Let us know how those ceramics treat you. We've been using Pulse Start Metal Halide Bulbs in a 6.4K temp in four of our six metal halide lamps in veg. I use Hortilux Daylight Blue in the other two. We've been thinking of trying the Pulse Starts in a 3K temp for the bloom room. I've heard of people doing this and getting results similar to 2 HPS/1 MH settups. My favorite blooming light has always been 2 HPS and 1 MH oin a Sun Circle Light Mover. The only problem is that you have to design your whole grow around the dimmensions of those light movers. AND, a circle isn't the most efficient use of space, is it? In the end, I'm pretty happy with the blue enhanced HPS bulbs. I've enjoyed the Horti for years with Mag ballasts, and now use the Digilux with great results. I know that the 2HPS/1MH combo would yield a little more, but not enough to be worth the spacing limitations.

Yes, Wood...penetration will be a huge issue with the inductive lights.
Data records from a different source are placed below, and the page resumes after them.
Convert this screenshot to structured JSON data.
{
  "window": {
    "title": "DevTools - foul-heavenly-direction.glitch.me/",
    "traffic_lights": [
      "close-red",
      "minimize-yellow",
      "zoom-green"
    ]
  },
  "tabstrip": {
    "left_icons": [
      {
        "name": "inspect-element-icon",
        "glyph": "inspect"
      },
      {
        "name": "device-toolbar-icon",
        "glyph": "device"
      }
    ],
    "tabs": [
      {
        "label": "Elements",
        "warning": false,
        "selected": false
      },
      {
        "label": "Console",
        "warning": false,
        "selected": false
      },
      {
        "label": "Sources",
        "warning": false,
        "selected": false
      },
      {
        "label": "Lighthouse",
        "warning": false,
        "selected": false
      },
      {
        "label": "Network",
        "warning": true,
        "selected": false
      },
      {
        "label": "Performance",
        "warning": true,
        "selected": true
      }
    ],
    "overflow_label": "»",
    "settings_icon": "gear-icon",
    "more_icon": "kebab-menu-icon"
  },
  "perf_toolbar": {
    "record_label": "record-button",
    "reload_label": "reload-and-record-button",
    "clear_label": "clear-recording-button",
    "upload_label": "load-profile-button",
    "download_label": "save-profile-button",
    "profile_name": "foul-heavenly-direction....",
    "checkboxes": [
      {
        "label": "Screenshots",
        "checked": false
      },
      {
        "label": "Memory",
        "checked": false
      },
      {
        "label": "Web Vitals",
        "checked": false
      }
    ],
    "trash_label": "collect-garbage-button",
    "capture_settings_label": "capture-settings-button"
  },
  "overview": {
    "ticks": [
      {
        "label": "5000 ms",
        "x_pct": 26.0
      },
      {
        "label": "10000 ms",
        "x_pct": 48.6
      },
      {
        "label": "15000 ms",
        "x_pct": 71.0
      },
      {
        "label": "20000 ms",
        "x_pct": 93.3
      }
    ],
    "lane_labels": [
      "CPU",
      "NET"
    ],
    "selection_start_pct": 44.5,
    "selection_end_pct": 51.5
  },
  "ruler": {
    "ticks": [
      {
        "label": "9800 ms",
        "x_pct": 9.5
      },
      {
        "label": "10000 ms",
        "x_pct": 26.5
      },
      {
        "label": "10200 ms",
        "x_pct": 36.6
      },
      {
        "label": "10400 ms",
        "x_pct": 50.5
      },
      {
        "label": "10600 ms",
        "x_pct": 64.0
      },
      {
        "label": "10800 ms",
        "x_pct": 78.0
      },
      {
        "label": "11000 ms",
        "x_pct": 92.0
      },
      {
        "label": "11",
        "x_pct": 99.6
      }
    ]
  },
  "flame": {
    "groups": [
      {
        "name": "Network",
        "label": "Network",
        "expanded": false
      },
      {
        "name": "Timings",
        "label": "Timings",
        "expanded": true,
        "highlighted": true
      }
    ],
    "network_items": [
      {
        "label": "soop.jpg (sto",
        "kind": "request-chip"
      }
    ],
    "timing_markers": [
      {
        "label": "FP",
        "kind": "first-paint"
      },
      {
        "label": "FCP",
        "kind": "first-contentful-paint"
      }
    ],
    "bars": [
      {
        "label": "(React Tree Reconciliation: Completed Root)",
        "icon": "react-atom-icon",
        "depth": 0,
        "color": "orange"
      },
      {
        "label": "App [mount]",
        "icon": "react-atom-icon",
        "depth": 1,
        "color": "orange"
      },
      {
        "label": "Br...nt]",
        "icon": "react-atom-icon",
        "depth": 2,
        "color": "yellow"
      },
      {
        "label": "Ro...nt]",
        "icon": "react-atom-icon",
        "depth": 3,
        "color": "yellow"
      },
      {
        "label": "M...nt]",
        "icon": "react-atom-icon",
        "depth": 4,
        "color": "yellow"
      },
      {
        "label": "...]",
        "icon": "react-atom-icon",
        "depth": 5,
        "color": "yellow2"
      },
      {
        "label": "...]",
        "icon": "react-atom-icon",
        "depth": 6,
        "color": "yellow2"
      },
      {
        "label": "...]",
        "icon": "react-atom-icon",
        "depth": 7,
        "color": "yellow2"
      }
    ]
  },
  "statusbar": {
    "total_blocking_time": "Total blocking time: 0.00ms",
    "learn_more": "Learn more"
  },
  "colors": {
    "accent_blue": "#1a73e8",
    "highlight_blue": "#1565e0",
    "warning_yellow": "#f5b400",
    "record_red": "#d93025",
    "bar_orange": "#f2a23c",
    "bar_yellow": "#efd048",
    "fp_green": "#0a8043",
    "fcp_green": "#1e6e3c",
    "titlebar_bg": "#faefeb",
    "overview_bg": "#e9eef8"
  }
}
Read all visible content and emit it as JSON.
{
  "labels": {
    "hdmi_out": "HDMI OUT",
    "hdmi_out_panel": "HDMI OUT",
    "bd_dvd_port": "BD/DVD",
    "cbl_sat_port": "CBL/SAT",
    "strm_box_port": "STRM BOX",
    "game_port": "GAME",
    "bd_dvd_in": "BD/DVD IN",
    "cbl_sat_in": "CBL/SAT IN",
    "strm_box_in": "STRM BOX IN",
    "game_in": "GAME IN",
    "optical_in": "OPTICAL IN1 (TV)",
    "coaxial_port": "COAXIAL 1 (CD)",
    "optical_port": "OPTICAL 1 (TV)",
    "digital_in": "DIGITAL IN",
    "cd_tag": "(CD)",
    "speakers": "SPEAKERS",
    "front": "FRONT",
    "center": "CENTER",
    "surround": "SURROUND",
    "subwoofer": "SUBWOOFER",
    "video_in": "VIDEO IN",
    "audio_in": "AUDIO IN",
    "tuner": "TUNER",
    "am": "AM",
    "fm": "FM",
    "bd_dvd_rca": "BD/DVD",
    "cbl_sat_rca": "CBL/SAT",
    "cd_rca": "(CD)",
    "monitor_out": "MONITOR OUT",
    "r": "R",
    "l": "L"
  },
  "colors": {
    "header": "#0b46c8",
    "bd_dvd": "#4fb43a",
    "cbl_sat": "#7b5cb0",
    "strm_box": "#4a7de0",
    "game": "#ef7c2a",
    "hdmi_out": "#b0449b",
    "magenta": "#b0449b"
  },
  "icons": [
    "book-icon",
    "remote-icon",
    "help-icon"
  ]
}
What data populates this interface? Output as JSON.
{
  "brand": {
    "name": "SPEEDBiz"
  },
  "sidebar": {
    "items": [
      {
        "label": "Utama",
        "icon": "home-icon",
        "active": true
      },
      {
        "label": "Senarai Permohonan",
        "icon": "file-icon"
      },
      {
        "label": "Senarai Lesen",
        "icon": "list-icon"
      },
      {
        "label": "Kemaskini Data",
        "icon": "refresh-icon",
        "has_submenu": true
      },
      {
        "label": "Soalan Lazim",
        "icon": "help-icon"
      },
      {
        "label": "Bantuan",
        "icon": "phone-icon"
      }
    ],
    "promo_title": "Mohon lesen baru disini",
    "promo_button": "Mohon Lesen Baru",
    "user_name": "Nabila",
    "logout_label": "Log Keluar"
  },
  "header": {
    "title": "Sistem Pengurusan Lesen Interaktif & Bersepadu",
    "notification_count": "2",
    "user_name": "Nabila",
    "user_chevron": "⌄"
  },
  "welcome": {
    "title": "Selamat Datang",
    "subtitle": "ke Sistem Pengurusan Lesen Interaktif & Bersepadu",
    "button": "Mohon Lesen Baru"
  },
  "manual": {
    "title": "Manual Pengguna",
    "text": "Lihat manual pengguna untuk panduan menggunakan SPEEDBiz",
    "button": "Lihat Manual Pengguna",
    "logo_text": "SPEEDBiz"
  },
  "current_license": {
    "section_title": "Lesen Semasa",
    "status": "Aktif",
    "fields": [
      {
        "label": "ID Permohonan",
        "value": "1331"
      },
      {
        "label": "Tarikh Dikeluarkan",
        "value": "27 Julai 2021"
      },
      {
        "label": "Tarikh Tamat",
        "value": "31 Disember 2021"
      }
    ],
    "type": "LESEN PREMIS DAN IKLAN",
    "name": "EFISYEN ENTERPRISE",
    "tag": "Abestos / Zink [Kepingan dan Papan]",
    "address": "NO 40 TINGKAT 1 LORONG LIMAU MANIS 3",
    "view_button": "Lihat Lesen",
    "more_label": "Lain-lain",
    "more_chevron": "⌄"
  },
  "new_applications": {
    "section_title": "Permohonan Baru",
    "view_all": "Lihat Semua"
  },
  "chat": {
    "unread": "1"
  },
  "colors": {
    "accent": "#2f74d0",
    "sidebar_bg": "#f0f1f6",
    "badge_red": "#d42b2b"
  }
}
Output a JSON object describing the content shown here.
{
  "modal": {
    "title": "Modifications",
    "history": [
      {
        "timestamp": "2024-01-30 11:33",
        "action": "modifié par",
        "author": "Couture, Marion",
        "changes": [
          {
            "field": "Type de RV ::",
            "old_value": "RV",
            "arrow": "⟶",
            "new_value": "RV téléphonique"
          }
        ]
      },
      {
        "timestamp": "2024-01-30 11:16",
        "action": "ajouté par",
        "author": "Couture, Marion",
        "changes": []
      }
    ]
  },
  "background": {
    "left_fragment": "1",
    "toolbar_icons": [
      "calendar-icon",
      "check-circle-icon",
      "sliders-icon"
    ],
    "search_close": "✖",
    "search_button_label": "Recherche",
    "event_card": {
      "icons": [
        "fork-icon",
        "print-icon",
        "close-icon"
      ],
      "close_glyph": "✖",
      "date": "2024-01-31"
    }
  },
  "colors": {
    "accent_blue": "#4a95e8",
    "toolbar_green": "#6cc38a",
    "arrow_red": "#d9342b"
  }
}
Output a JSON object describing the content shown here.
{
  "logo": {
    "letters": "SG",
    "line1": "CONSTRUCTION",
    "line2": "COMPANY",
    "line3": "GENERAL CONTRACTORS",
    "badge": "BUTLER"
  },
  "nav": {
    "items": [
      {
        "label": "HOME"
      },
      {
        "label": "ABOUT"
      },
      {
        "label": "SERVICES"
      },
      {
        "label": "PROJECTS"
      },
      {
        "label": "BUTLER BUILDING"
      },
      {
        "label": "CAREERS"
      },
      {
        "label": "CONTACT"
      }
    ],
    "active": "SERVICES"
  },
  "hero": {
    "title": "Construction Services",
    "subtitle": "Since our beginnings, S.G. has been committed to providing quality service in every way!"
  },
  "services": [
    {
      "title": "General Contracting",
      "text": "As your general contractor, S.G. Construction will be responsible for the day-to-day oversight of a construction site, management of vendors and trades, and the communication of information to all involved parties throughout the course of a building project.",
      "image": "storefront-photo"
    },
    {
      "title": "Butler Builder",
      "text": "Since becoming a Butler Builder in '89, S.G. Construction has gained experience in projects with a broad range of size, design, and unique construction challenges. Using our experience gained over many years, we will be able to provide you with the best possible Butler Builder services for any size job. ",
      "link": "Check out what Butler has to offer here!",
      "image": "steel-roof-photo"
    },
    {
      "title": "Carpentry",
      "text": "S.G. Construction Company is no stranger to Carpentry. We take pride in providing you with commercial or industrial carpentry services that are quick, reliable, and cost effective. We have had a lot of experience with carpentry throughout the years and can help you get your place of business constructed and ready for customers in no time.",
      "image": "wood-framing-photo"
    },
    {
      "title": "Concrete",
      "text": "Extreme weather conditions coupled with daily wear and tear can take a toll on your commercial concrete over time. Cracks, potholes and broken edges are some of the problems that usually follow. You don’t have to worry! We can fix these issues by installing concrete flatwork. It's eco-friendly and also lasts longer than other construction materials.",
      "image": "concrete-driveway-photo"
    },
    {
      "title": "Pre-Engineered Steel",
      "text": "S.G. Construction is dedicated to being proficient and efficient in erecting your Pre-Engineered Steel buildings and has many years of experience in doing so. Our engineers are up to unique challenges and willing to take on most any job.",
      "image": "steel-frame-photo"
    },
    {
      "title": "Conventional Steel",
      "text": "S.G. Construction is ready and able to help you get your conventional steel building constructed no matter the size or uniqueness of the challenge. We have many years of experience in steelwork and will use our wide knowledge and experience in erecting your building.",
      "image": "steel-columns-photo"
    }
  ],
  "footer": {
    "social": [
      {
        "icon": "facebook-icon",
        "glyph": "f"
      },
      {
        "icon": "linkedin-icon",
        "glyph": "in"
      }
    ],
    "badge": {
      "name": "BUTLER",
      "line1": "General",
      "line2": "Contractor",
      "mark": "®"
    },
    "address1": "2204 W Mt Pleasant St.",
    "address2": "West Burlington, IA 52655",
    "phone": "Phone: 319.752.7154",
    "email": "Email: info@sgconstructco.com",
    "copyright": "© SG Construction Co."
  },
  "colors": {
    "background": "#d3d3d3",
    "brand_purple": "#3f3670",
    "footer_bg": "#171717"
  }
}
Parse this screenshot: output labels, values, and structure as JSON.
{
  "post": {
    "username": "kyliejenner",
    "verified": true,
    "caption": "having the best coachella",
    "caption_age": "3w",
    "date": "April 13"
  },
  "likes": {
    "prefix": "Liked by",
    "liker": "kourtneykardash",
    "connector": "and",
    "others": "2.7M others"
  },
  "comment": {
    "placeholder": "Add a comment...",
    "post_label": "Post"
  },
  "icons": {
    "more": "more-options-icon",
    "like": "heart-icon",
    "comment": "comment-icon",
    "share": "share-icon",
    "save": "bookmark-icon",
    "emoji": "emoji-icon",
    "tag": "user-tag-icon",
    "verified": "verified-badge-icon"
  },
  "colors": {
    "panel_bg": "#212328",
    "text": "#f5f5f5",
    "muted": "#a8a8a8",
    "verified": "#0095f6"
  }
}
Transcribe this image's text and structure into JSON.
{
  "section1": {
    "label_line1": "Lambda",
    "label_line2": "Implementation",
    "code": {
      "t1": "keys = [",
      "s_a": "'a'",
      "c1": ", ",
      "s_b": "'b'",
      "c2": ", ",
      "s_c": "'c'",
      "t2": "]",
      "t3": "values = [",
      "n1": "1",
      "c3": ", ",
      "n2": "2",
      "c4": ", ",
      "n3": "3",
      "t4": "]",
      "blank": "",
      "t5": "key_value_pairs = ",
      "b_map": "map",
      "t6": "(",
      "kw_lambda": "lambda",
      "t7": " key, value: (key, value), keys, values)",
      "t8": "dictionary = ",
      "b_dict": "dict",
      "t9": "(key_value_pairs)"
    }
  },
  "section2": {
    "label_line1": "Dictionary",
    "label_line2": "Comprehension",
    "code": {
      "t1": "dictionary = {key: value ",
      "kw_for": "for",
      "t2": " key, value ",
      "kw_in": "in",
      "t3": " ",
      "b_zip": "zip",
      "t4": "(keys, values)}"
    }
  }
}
Penetration is why I have refused to switch to 600's when many people have done so with good results. The Laughgani is so dense, that even small plants would need alot of light. The plant itself also seems to tolerate more light than the Bubbas. Growing large plants like we do, I'm not sure whether or not the inductive lights will do the job. Oh well, this is why we're going to test em.

We are considering expanding the bloom room into sheds in the main warehouse. I'm thinking a circle of DWC buckets around 2 - 1000 watt vertical lights. We would both veg and bloom in the little sheds. I'm thinking of using a circle of 6 x 6 x 6 wire mesh to train the plants onto. We are greedy.
 

TheLastWood

Well-Known Member
That sounds like an awesome idea. I just saw a really cool pic of a plant trained up a verticle screen vertibare in the nesw thread "mutated or sculpted plant game" (I think that's the title)

I'm thinking about starting scrog. I lke lst but something captivating about a scrog.